Memorials of Salesian Blesseds Coming Up

Memorials of Salesian Blesseds Coming Up

On January 8 and January 15, the Salesian Family will celebrate the memorials of two recently beatified Salesians of Don Bosco.  One was a martyr who suffered for the faith, specifically for working on behalf of vocations to the priesthood and religious life behind the Iron Curtain; the other was a martyr of charity and obedience.

On Fr. Titus Zeman, beatified in 2017, see https://sdbnews.blogspot.com/2017/10/salesian-martyr-fr-titus-zeman-beatified.html. Photo at right.

Blessed Louis Variara (1875-1923) was beatified in 2002 by St. John Paul II.

Adapted from www.sdb.org

Early years

Louis Variara was born in Viarigi (Asti), Italy, on January 15, 1875, to a devout Catholic family. His father Peter had heard Don Bosco in 1856, when he came to the village to preach a mission. Four months before the saint’s death, Peter decided to take Louis to Valdocco to continue his studies. What Louis came to know of Don Bosco was sufficient to leave its mark on him for life. When he finished high school, he asked to become a Salesian and entered the novitiate on August 17, 1891.

Bro. Variara did his studies in philosophy at Valsalice, where he came to know Andrew Beltrami. He was impressed by the joy with which Beltrami underwent the sufferings of his illness. In 1894 Fr. Michael Unia (1849-1895), the famous missionary to the lepers in Agua de Dios, Colombia, visited Valsalice to choose a cleric who would look after young lepers.
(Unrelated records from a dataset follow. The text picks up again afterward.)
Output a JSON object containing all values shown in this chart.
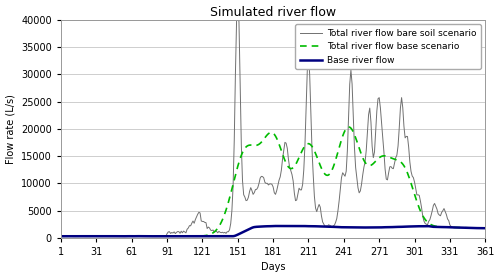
{
  "title": "Simulated river flow",
  "xlabel": "Days",
  "ylabel": "Flow rate (L/s)",
  "xlim": [
    1,
    361
  ],
  "ylim": [
    0,
    40000
  ],
  "yticks": [
    0,
    5000,
    10000,
    15000,
    20000,
    25000,
    30000,
    35000,
    40000
  ],
  "xticks": [
    1,
    31,
    61,
    91,
    121,
    151,
    181,
    211,
    241,
    271,
    301,
    331,
    361
  ],
  "legend_labels": [
    "Base river flow",
    "Total river flow base scenario",
    "Total river flow bare soil scenario"
  ],
  "line_colors": [
    "#000080",
    "#00BB00",
    "#707070"
  ],
  "background_color": "#FFFFFF",
  "title_fontsize": 9,
  "axis_fontsize": 7,
  "legend_fontsize": 6.5,
  "grid_color": "#BBBBBB",
  "spine_color": "#999999"
}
The missionary at Agua de Dios

Fixing his gaze on Bro. Variara, among the 188 others who had the same intention, he said: “This one is mine.” Bro. Louis arrived in Agua de Dios on August 6, 1894. The mission numbered 2,000 people, of whom 800 were lepers.

As soon as he arrived, he became the life and soul of all who lived there, especially the children. He organized a band and brightened up peoples’ lives with unexpected festivity. In 1895 Fr. Unia died, leaving and Bro. Louis and Fr. Raphael Crippa (†1928) to carry on the work. In 1898 Fr. Variara was ordained. He became an excellent spiritual director.
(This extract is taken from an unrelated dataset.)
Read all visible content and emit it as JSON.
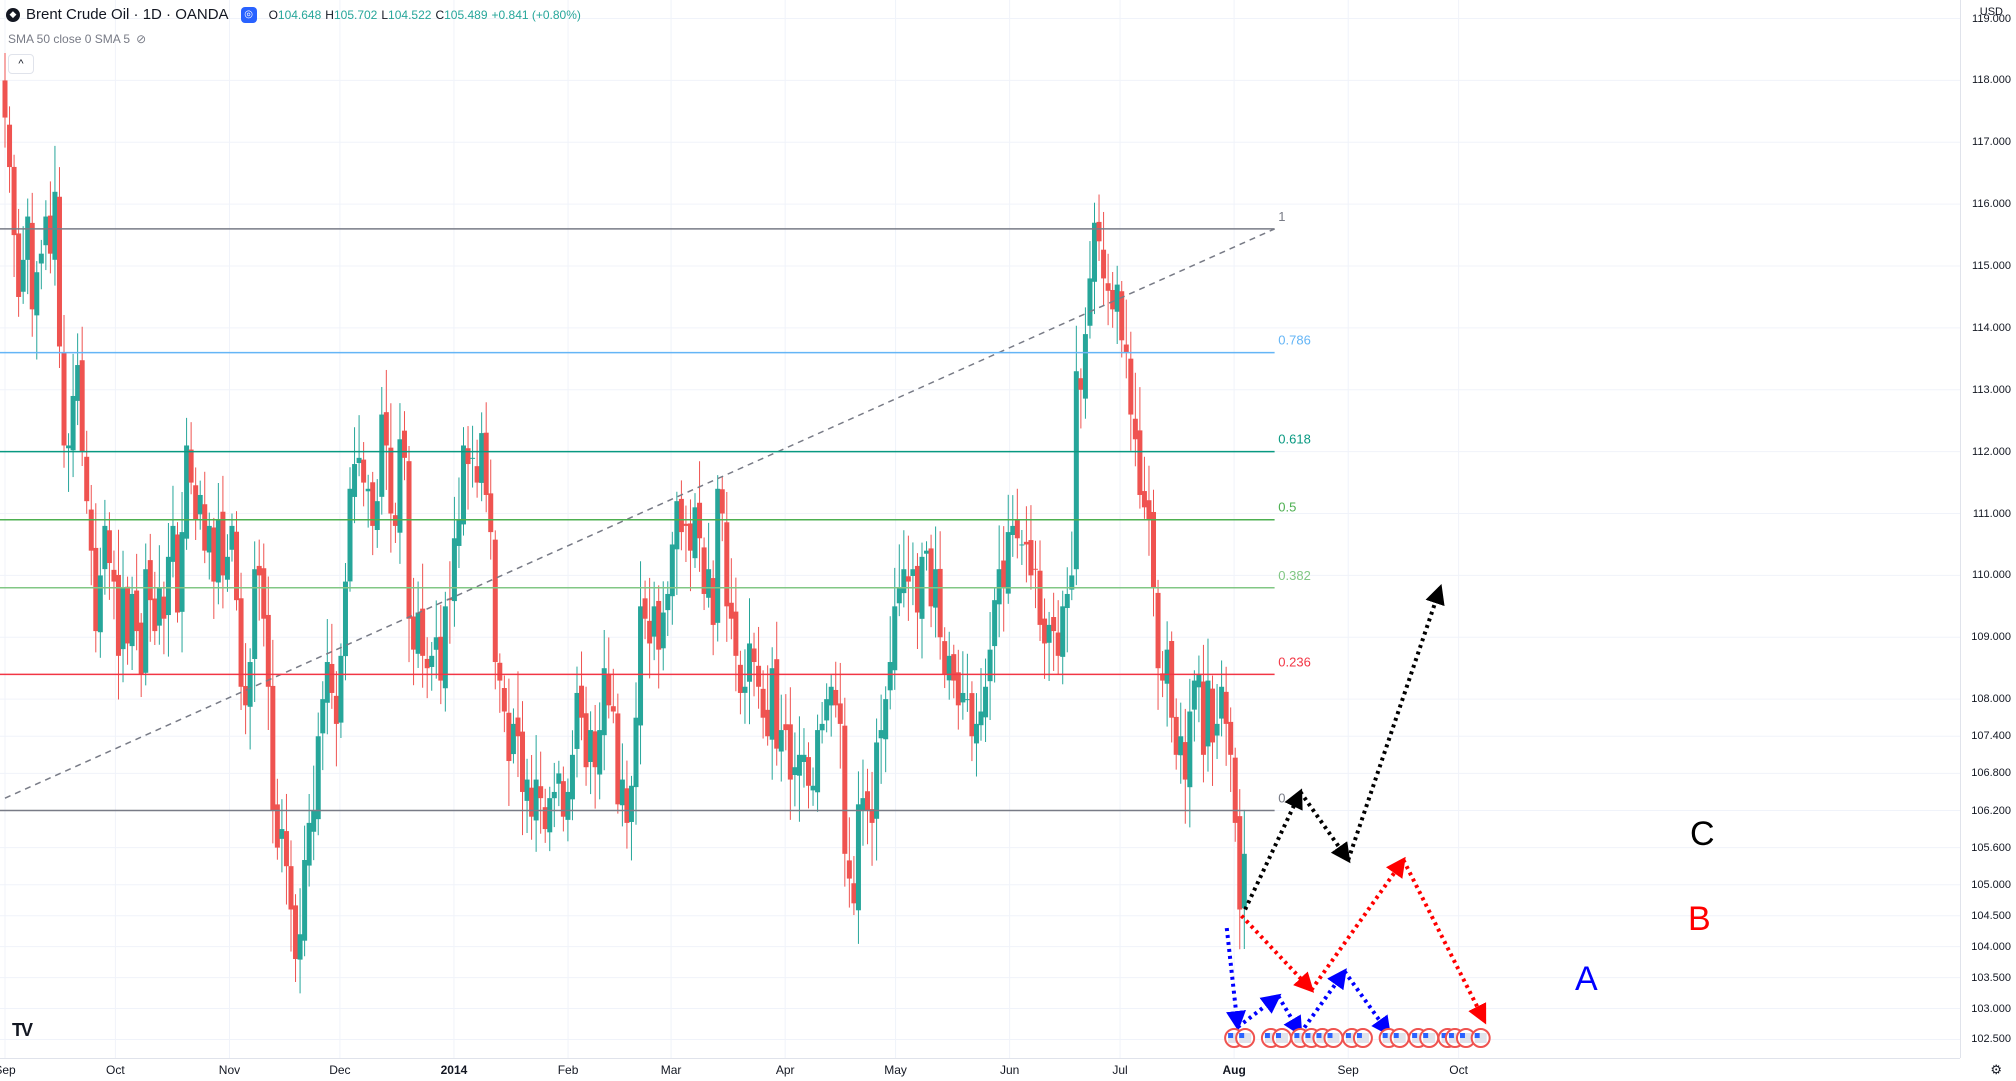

In 1905 Fr. Variara finished building the Fr. Unia Kindergarten, a place that could accommodate up to 150 orphans and lepers and that guaranteed that they could learn a trade to live by and fit into society in the future.

The beginnings of a religious institute

At Agua de Dios, the Sisters of Providence had created the Association of the Daughters of Mary, a group of some 200 girls. Fr. Variara was their confessor. He identified some in the group who were called to religious life. A brave project was born – something unique in the Church – a congregation that would be allowed to admit people with leprosy. Inspired by the spirituality of Fr. Beltrami, he developed the Salesian charism of sacrifice and founded the Congregation of the Daughters of the Sacred Hearts of Jesus and Mary, which today numbers 400 religious women.
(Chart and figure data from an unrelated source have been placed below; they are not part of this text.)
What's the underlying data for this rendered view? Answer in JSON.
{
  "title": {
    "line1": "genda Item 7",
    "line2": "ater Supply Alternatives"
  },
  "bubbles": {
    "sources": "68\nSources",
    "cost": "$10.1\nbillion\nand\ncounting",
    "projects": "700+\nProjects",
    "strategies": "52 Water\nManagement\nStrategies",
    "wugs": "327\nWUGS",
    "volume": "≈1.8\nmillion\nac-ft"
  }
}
A man of complete obedience

Fr. Variara suffered much at the time of this founding through the lack of understanding of people, including some superiors, who several times thought he should be removed from Agua de Dios. Like Don Bosco, he was exemplary in obedience. Even in the face of calumny he said nothing. He was credible because he was obedient. Fr. Michael Rua encouraged him from Turin.

He died far from his beloved lepers, as obedience had demanded. Now his remains lie in Agua de Dios, in the chapel where his sisters worship. St. John Paul II beatified him on April 14, 2002.